As the German government prepared to clamp down on neo-Nazis, divisions surfaced in its own ranks yesterday over proposals to ban the country's longest established far-right party.

As the German government prepared to clamp down on neo-Nazis, divisions surfaced in its own ranks yesterday over proposals to ban the country's longest established far-right party.

Spurred by a spate of racist attacks in recent weeks, Chancellor Gerhard Schröder's cabinet is set to discuss draconian measures against neo-Nazis tomorrow. A meeting last Friday with officials of the 16 Länder yielded surprisingly broad support for a ban on the extremist National Democratic Party, the NPD.

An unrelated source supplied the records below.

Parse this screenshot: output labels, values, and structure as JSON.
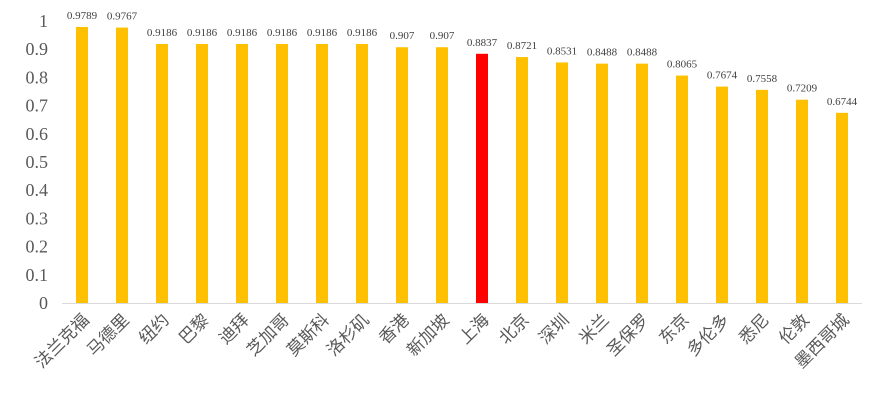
{
  "chart_data": {
    "type": "bar",
    "categories": [
      "法兰克福",
      "马德里",
      "纽约",
      "巴黎",
      "迪拜",
      "芝加哥",
      "莫斯科",
      "洛杉矶",
      "香港",
      "新加坡",
      "上海",
      "北京",
      "深圳",
      "米兰",
      "圣保罗",
      "东京",
      "多伦多",
      "悉尼",
      "伦敦",
      "墨西哥城"
    ],
    "values": [
      0.9789,
      0.9767,
      0.9186,
      0.9186,
      0.9186,
      0.9186,
      0.9186,
      0.9186,
      0.907,
      0.907,
      0.8837,
      0.8721,
      0.8531,
      0.8488,
      0.8488,
      0.8065,
      0.7674,
      0.7558,
      0.7209,
      0.6744
    ],
    "data_labels": [
      "0.9789",
      "0.9767",
      "0.9186",
      "0.9186",
      "0.9186",
      "0.9186",
      "0.9186",
      "0.9186",
      "0.907",
      "0.907",
      "0.8837",
      "0.8721",
      "0.8531",
      "0.8488",
      "0.8488",
      "0.8065",
      "0.7674",
      "0.7558",
      "0.7209",
      "0.6744"
    ],
    "highlight_category": "上海",
    "ylim": [
      0,
      1
    ],
    "yticks": [
      "0",
      "0.1",
      "0.2",
      "0.3",
      "0.4",
      "0.5",
      "0.6",
      "0.7",
      "0.8",
      "0.9",
      "1"
    ],
    "grid": false,
    "legend": "none",
    "title": "",
    "xlabel": "",
    "ylabel": "",
    "colors": {
      "bar": "#FFC000",
      "highlight": "#FF0000",
      "axis": "#D9D9D9"
    }
  }
}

But while conservative administrations, which often play down the threat from the far right, barely objected this time, the planned ban has raised heckles on the left. The loudest protest is from the Greens, whose leader, Renate Künast,yesterday described moves to outlaw the NPD as "complete nonsense".

Some of the Greens, whose roots go back to the revolutionary movement in the Sixties and were once linked to urban guerrillas, argue - with some authority - that a political force may prove more dangerous when it is driven underground. Ms Künast is even opposed to banishing unpleasant demonstrations to the fringes of towns. "A demo-free zone is a democracy-free zone," she said.

Her government colleagues are unlikely to heed her warning, however. The Nazi marching season is upon us, with the troops gathering to mark this week's anniversary of the "murder" of Rudolf Hess, the Führer's deputy, at the hands of his British captors in Spandau prison. Far-right groups are planning a series of commemorations, culminating in a march past the new British embassy in Berlin on Saturday.

These demonstrations will be banned or diverted, but putting the NPD out of business will be a harder task. The government must submit an application to the Constitutional Court, backed by evidence that the party is involved in racist crimes. The political argument underpinning the request is that the NPD has become a useful front for shadowy skinhead groups bent on mayhem.

Germany's judiciary, the secret services, and the public are enthusiastic, even though no German political party has been outlawed in the West since 1956. The last victim of this special constitutional measure designed to protect the fledgling democracy was the German Communist Party (KPD).

The NPD has about 6,000 members and rarely wins more than 2 per cent in elections. Its programme is couched in legally unobjectionable language, though the party's youth wing is known for inflammatory propaganda. The decision to ban it appears to have been taken; the process will last about a year.

What then? The government announced yesterday a war on neo-Nazi internet sites, though that will require the co-operation of authorities in the United States, where most originate. There are proposals for an education campaign targeting schools in the East.

So far no one has suggested what to do about mainstream conservative politicians, such as the Christian Democrat Jürgen Rüttgers, who make it their business to stir up hatred of foreigners.